One control in particular, however, is more unique to the goal of protecting model weights: we have implemented preliminary egress bandwidth controls. Egress bandwidth controls restrict the flow of data out of secure computing environments where AI model weights reside. The combined weights of a model are substantial in size. By limiting the rate of outbound network traffic, these controls can leverage model weight size to create a security advantage. When potential exfiltration of model weights is detected through unusual bandwidth usage, security systems can block the suspicious traffic. Over time, we expect to get to the point where rate limits are low enough that exfiltrating model weights before being detected is very difficult—even if an attacker has otherwise significantly compromised our systems. Implementing egress bandwidth controls has been a forcing function to understand and govern the way in which data is flowing outside of our internal systems, which has yielded benefits for our detection and response capabilities.
As with the deployment protections, we are continuing to work on improving the coverage and maturity of our security controls, always taking into account the evolving threat landscape. In particular, we will continue improving our egress controls, mitigations against more sophisticated insider threats, and our overall security posture.
Conclusions
As we have emphasized above, the question of which deployment and security measures to apply to frontier AI models is far from solved. We will continue to introspect, iterate, and improve. The practical experience of operating under the ASL-3 Standards will help us uncover new and perhaps unexpected issues and opportunities.
We will continually work with others in the AI industry, users of Claude, and partners in government and civil society to improve our methods of guarding these models. We hope that our detailed report will be of use to others in the AI industry attempting to implement similar protections and help us all prepare for the promise and challenge of even more capable AI.
Read the full report.
Footnotes
1The RSP is only one component of our approach to mitigating potential risks.
2In particular, we had some evidence of improved CBRN-related capabilities. Experiments showed that access to Claude Sonnet 3.7 helped participants do somewhat better on tasks related to CBRN weapon acquisition than those with standard internet access (although all participants’ plans still had critical failures). Model performance on evaluations like the Virology Capabilities Test had been steadily increasing over time.
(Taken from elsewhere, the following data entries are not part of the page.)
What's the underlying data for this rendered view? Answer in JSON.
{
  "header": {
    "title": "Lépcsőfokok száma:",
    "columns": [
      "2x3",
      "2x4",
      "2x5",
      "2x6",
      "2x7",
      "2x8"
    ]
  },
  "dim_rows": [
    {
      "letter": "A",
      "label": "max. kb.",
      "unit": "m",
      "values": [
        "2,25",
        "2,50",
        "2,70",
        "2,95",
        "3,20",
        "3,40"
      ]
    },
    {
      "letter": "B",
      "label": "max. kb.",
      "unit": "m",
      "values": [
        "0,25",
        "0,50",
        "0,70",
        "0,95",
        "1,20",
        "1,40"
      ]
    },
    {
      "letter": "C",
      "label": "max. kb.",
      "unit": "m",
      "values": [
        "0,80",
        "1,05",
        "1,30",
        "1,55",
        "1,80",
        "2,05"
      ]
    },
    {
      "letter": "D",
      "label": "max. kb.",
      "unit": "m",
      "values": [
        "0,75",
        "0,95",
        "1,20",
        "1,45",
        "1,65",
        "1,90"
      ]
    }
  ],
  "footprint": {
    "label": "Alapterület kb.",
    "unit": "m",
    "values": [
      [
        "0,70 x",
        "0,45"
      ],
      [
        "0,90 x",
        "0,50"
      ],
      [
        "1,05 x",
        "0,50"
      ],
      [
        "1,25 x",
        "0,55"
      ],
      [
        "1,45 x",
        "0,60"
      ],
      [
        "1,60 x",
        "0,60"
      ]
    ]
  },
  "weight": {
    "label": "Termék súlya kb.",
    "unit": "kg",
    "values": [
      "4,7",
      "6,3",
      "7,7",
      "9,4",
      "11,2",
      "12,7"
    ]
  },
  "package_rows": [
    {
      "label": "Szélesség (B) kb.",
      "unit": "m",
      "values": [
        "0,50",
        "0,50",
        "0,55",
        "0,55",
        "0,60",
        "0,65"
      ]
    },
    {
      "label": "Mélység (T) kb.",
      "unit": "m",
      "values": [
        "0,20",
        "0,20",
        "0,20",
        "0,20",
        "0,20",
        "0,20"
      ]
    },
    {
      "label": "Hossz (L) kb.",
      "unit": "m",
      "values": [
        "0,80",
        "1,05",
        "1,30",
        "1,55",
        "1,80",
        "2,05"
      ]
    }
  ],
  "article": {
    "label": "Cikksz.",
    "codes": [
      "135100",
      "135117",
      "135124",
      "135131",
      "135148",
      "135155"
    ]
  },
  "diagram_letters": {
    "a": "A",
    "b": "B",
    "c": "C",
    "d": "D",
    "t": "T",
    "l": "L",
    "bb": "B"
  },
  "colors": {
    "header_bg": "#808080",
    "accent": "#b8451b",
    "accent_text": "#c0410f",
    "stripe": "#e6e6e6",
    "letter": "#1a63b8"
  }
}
3Initially they are focused exclusively on biological weapons as we believe these account for the vast majority of the risk, although we are evaluating a potential expansion in scope to some other CBRN threats.
4 We have also established access control systems so that users with dual-use science and technology applications may be vetted to receive targeted exemptions from some classifier actions.
5For more information on our assessment of the effectiveness and sufficiency of these measures, see the ASL-3 Deployment Safeguards Report.
6Nation-state threats (other than those using non-novel attack chains) and sophisticated insider risk are out of the scope of the ASL-3 Standard.